How Pulse Works

Pulse monitors Hadoop cluster nodes and the services running on them to deliver real-time, actionable insights into your big data infrastructure.

It helps you understand system behavior by collecting and analyzing logs, metrics, and events, offering unified observability to operations teams.

Pulse Architecture Components

  • Agents – Collect logs, metrics, and traces from Hadoop cluster nodes.
  • Hooks – Captures query events from Hadoop services.
  • Connectors – Pull and process Hadoop service data.
  • Services
    • Core Services – Enable essential Pulse operations.
    • Add-on Services – Extend observability capabilities.
    • Databases – Store and enrich observability data.

Pulse supports observability across multiple Hadoop distributions. For details, see Pulse Compatibility Matrix.

Pulse Architecture consists of three parts: Data Collection, Processing, and UI and Visualization.

Data Collection

Pulse collects data from Hadoop cluster nodes and services using three methods: Agents, Hooks, and Connectors.

Agents

Agents are lightweight services, and they follow a push model and send metrics, logs, and health signals to Pulse databases. Some of the Agents include Pulse Node, JMX, Logs, etc.

Hooks

Hooks send real-time query events to the Pulse databases for observability. Some of the Hooks include Hive, Trino, etc.

Connectors

Connectors pull, process, and analyze Hadoop services data. Some of the connectors include Kafka Connector, Ozone Connector, etc.

For detailed information, see Pulse Agents, Pulse Hooks, and Connectors.

Data Processing and Storage

Pulse collects, processes, and stores Hadoop system and service-level data to provide real-time visibility, alerting, and actionable insights through the Pulse UI.

  • Pulse processes system and service-level data collected by Agents and stores it in the appropriate databases for easy access. This helps you monitor system health on the UI.
  • Pulse processes Hadoop service events collected through hooks and stores them in the database. This enables you to track service activity in real time.
  • Pulse connectors pull, process, and correlate data from Hadoop services and cluster configuration data available in the Pulse databases, and write it back to the databases. This enables you to monitor service-level metrics in the form of charts and dashboards in the Pulse UI.

This helps you:

  • Monitor the health and performance of Hadoop services in real time.
  • Analyze trends and patterns across infrastructure and applications.
  • Identify issues quickly using correlated service and system-level insights.
  • Improve troubleshooting efficiency and reduce operational overhead.
  • Once Pulse processes and stores data in the database, the following Pulse services enable you to:
    • Alerts and Notifications: enable stock alerts, define custom alerts, and send notifications through channels such as Slack, Email, etc.
    • Actions: Automatically trigger responses based on alert conditions, and you can also trigger the built-in actions.
    • Dashplots: Create custom dashboards and visualizations to visualize metrics and trends for better analysis.

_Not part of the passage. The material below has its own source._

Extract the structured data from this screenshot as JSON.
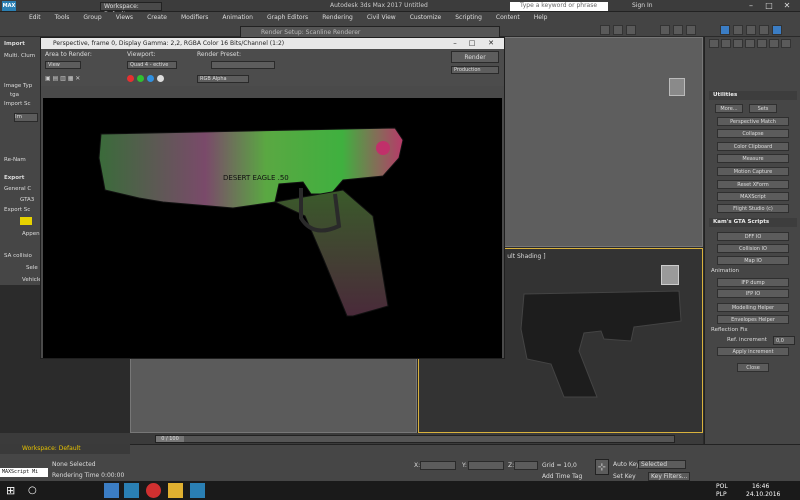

Pulse databases store and enrich the observability data. For detailed information, see Pulse Databases.

For the complete list of Pulse services, see Pulse Services.

UI and Data Visualization

The Pulse UI connects to Pulse Databases to present a unified view of your environment. It displays logs, metrics, alerts, recommendations, dashboards, etc.. This helps you monitor system and application health in one place.

Key services that power the UI:

  • GraphQL: Serves UI requests and delivers insights.
  • Dashplot: Powers customizable visualizations and dashboards.
  • LDAP (optional): Enables LDAP login for enterprise users.

This architecture enables scalable, intelligent, and production-ready observability across your big data stack.